Recollections of Mrs. P W (Minnie) Max

Wilhelmina ‘Minnie’ Troeger Max was the youngest daughter of Wilhelmina Sauer and John Adam Troeger.


The Troeger Family

My grandfather and grandmother Troeger made plans to bring their family from Germany to the United States. My grandfather didn’t want his sons to train for war. All young German men had to go into training. They sold all their possessions; then my grandmother died; she had a heart attack. The departure for the new land was delayed until after the funeral. Even though the neighbors and other relatives tried to convince my grandfather he shouldn’t leave Germany then, he and his children started on the trip with the few possessions they had gathered together before my grandmother’s death. My father was four years old. When they arrived in Hamburg, the youngest child who was two years old contracted measles. Since the family had paid for their passage and since the sick infant was not allowed on board ship, grandfather made arrangements for the oldest son and daughter to remain behind with the sick infant. In the meantime the child died and the brother and sister saw to the burial there. They found passage on the next boat. After they arrived in New York, They made their way to Buffalo where they had friends who had come from Germany, too.

Grandfather Troeger with those children who had first set out remained in Buffalo until the son and daughter arrived. Then he came to Ohio to look for a place to bring his family. One of the oldest daughters stayed in Buffalo and married a baker. It is from this bakery that we got the recipe for the Christmas Pffefferkuchen. The bakery was kept in the family until the unions came upon the scene and my uncle sold the bakery because he would not join the union.

 

The Sauer Family

My grandfather Sauer came from Germany to Cleveland and worked as a harness maker for the street car company. Street cars were then drawn by horses. Later my grandmother with her parents, the Hofrichters, came to America. They, too came to Cleveland because they had known grandfather Sauer in Germany. My grandfather and grandmother were married in Cleveland. The Hofrichters came to pleasant township in Henry County where everything was woods. My grandfather would have preferred staying in Cleveland but my grandmother insisted in going where her parents were. They worked so hard to clear the land of the big timbers. One time when they cleared an acre and had a beautiful crop of wheat about to be harvested, a government inspector came and told them the grain must not be used for flour, etc., because it had not received enough sunlight. It could be fed to the livestock. In the summer time grandfather Sauer worked on the canal. In the winter, he and other settlers cleared the land. Because my grandmother was so frightened of Indians, in the summertime she cooked on the canal boat. The men wheeled the ground out of the canal with wheelbarrows.

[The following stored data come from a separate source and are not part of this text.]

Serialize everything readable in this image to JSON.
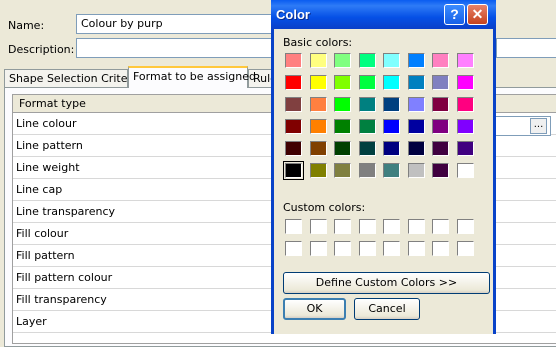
{
  "form": {
    "name_label": "Name:",
    "name_value": "Colour by purp",
    "description_label": "Description:",
    "description_value": "",
    "tabs": [
      {
        "label": "Shape Selection Criteria"
      },
      {
        "label": "Format to be assigned"
      },
      {
        "label": "Rule"
      }
    ],
    "grid_header": "Format type",
    "rows": [
      "Line colour",
      "Line pattern",
      "Line weight",
      "Line cap",
      "Line transparency",
      "Fill colour",
      "Fill pattern",
      "Fill pattern colour",
      "Fill transparency",
      "Layer"
    ],
    "ellipsis_label": "..."
  },
  "dialog": {
    "title": "Color",
    "help_label": "?",
    "close_label": "✕",
    "basic_label": "Basic colors:",
    "custom_label": "Custom colors:",
    "define_label": "Define Custom Colors >>",
    "ok_label": "OK",
    "cancel_label": "Cancel",
    "basic_colors": [
      [
        "#ff8080",
        "#ffff80",
        "#80ff80",
        "#00ff80",
        "#80ffff",
        "#0080ff",
        "#ff80c0",
        "#ff80ff"
      ],
      [
        "#ff0000",
        "#ffff00",
        "#80ff00",
        "#00ff40",
        "#00ffff",
        "#0080c0",
        "#8080c0",
        "#ff00ff"
      ],
      [
        "#804040",
        "#ff8040",
        "#00ff00",
        "#008080",
        "#004080",
        "#8080ff",
        "#800040",
        "#ff0080"
      ],
      [
        "#800000",
        "#ff8000",
        "#008000",
        "#008040",
        "#0000ff",
        "#0000a0",
        "#800080",
        "#8000ff"
      ],
      [
        "#400000",
        "#804000",
        "#004000",
        "#004040",
        "#000080",
        "#000040",
        "#400040",
        "#400080"
      ],
      [
        "#000000",
        "#808000",
        "#808040",
        "#808080",
        "#408080",
        "#c0c0c0",
        "#400040",
        "#ffffff"
      ]
    ],
    "selected_color": "#000000"
  }
}
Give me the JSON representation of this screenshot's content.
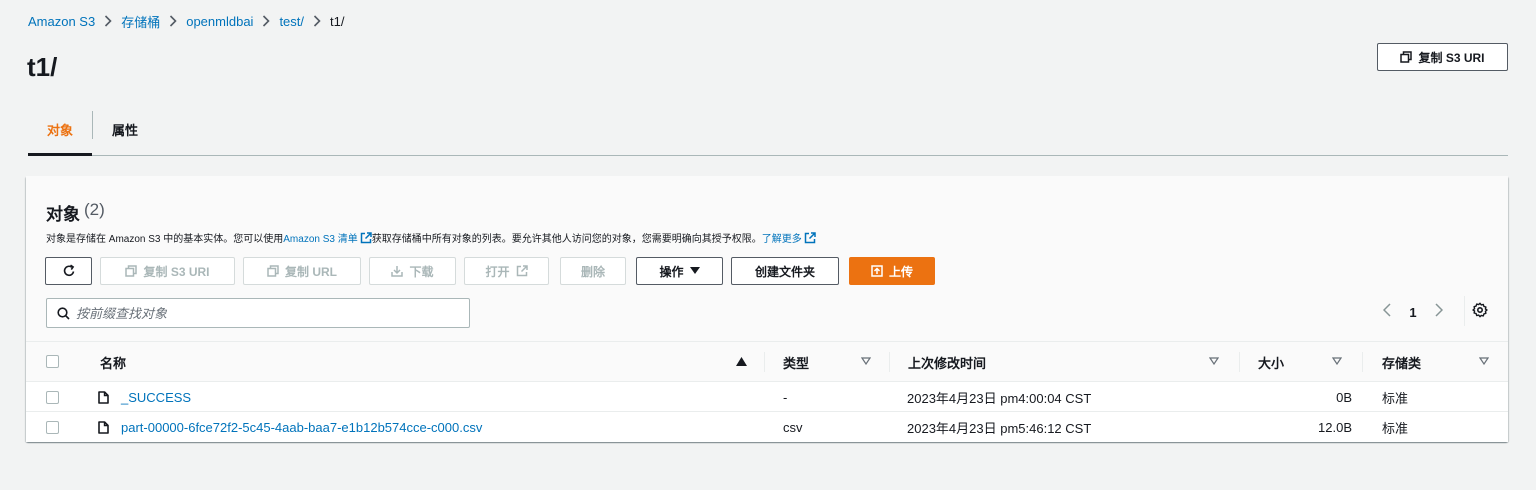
{
  "breadcrumb": {
    "items": [
      "Amazon S3",
      "存储桶",
      "openmldbai",
      "test/"
    ],
    "current": "t1/"
  },
  "page_title": "t1/",
  "copy_uri_top_label": "复制 S3 URI",
  "tabs": [
    {
      "label": "对象",
      "active": true
    },
    {
      "label": "属性",
      "active": false
    }
  ],
  "objects_panel": {
    "title": "对象",
    "count": "(2)",
    "desc_part1": "对象是存储在 Amazon S3 中的基本实体。您可以使用 ",
    "inventory_link": "Amazon S3 清单",
    "desc_part2": "获取存储桶中所有对象的列表。要允许其他人访问您的对象，您需要明确向其授予权限。",
    "learn_more": "了解更多"
  },
  "toolbar": {
    "copy_s3_uri": "复制 S3 URI",
    "copy_url": "复制 URL",
    "download": "下载",
    "open": "打开",
    "delete": "删除",
    "actions": "操作",
    "create_folder": "创建文件夹",
    "upload": "上传"
  },
  "search": {
    "placeholder": "按前缀查找对象",
    "value": ""
  },
  "pagination": {
    "current_page": "1"
  },
  "table": {
    "columns": {
      "name": "名称",
      "type": "类型",
      "last_modified": "上次修改时间",
      "size": "大小",
      "storage_class": "存储类"
    },
    "rows": [
      {
        "name": "_SUCCESS",
        "type": "-",
        "last_modified": "2023年4月23日 pm4:00:04 CST",
        "size": "0B",
        "storage_class": "标准"
      },
      {
        "name": "part-00000-6fce72f2-5c45-4aab-baa7-e1b12b574cce-c000.csv",
        "type": "csv",
        "last_modified": "2023年4月23日 pm5:46:12 CST",
        "size": "12.0B",
        "storage_class": "标准"
      }
    ]
  },
  "colors": {
    "accent": "#ec7211",
    "link": "#0073bb",
    "text": "#16191f",
    "disabled": "#aab7b8"
  }
}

A tragedy occurred when my great grandmother Hofrichter disappeared. One day my great grandmother came to my grandmother’s house because the previous day my grandmother had been ill. Great grandmother wanted to get the children so my grandmother could rest. But my grandmother was doing the washing and said she could take care of the children. My great grandmother left for home; she had a small pail and planned to pick up nuts on her way home which was nearby. At noon my great grandfather came looking for his wife; he said that the bread dough was running over the table. My great grandmother was never seen again. No trace of her was found. She was so afraid of the Indians that some folks thought she may have crawled into a log or she may have been carried away by the Indians and died of shock. Others thought she may have been attacked by bears.

Indians often came to my grandparent’s home. When my grandmother was alone the first time they came, she refused to let them into the house. . When they left, the Indians chopped the gate to pieces. A friend told her she was fortunate the Indians didn’t kill her, and that she should let them in if they came again. The next time she didn’t refuse them. Each Indian had a knife and one Indian ordered the rest of them to lay the knives on the table. He motioned grandmother and the children to go to the loft. The Indians drank her vinegar and ate everything she had in the cupboard. The vinegar was made of whisky, rain water and maple sugar. My grandmother didn’t sleep that night while the Indians had their party. In the morning the Indians were gone. Later the Indians bought skins from animals that my grandfather and his sons had trapped and hunted. Also Injun Jack brought many ‘medicines’ for my grandmother. He gathered all kinds of herbs and plants for his cures.

(These are incidents and family history that I recall hearing when I was a child.) Mrs. P W Max, age 94, January, 1979.